Jack and George were enjoying themselves too much, however. Jack had resumed rowing duties and George was trailing a hand in the water. She said something that made Jack laugh so hard he had to stop rowing briefly. The two of them looked like an illustration for Modern Happiness, unguarded, relaxed, entirely themselves, in a way that made Harry feel he belonged to the old century. Perhaps it wasn’t beauty, ultimately, that won men to women or vice versa, but an ability to make one laugh? Harry made a gesture as of putting on a hat and pointed to George, but Jack wilfully misunderstood, making ever more complicated hand gestures back to make George laugh in turn.

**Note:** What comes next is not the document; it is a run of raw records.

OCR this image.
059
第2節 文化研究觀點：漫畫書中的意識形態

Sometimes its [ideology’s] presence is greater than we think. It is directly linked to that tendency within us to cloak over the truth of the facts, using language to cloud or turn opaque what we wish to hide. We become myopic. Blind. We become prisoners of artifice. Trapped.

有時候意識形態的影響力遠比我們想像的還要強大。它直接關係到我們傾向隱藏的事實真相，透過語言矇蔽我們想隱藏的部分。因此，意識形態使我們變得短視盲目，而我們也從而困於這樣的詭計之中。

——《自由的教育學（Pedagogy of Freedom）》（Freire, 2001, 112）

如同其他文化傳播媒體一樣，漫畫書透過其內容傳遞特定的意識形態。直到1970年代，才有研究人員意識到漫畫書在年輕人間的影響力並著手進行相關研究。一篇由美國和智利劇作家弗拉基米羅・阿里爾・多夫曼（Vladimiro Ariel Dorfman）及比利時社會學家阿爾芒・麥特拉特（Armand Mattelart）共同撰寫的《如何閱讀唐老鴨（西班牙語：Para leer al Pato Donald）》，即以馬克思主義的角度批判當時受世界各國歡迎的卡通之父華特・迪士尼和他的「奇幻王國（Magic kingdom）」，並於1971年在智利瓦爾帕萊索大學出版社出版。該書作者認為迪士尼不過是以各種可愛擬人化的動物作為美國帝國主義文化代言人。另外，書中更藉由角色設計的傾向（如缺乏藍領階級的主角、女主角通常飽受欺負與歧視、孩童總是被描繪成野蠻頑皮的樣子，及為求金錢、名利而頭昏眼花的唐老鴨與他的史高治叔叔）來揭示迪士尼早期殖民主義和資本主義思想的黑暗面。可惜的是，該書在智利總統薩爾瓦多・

‘Does he ever do as he’s told?’ Winifred asked, in a tone that made Harry wonder if she wouldn’t rather be in the little boat instead of her sister.

‘Not often,’ he admitted, and she gave one of her grave half-smiles.

‘It’s not easy being the eldest,’ she said.

‘George bears it pretty lightly.’

‘Don’t be gallant,’ she fired back. ‘It doesn’t suit you.’

‘Sorry. Your mother said you were shy, but you don’t seem—’

‘I’m shy in groups. I’m hopeless in groups, and that’s what a family like ours tends to be. All the time.’

‘Well I’m shy even on my own. There are days when I hardly speak.’

‘How wonderful!’

‘It’s surprising how few words you need once you put your mind to it.’

‘Do you ever dream about invisibility?’ she asked him.

‘Often. To be left entirely alone!’

‘That’s it!’ She clapped. ‘Some people would immediately rob a jeweller’s or an art gallery if no one could see them, but I think I would simply stay quietly in my room with a novel.’

He was struck by how closely she had voiced his own instincts, and having established that each preferred silence, they walked wordlessly away from their happy siblings and around the rest of the garden, pausing to watch a bumblebee lumbering around the bells of a foxglove and a song thrush savaging a worm.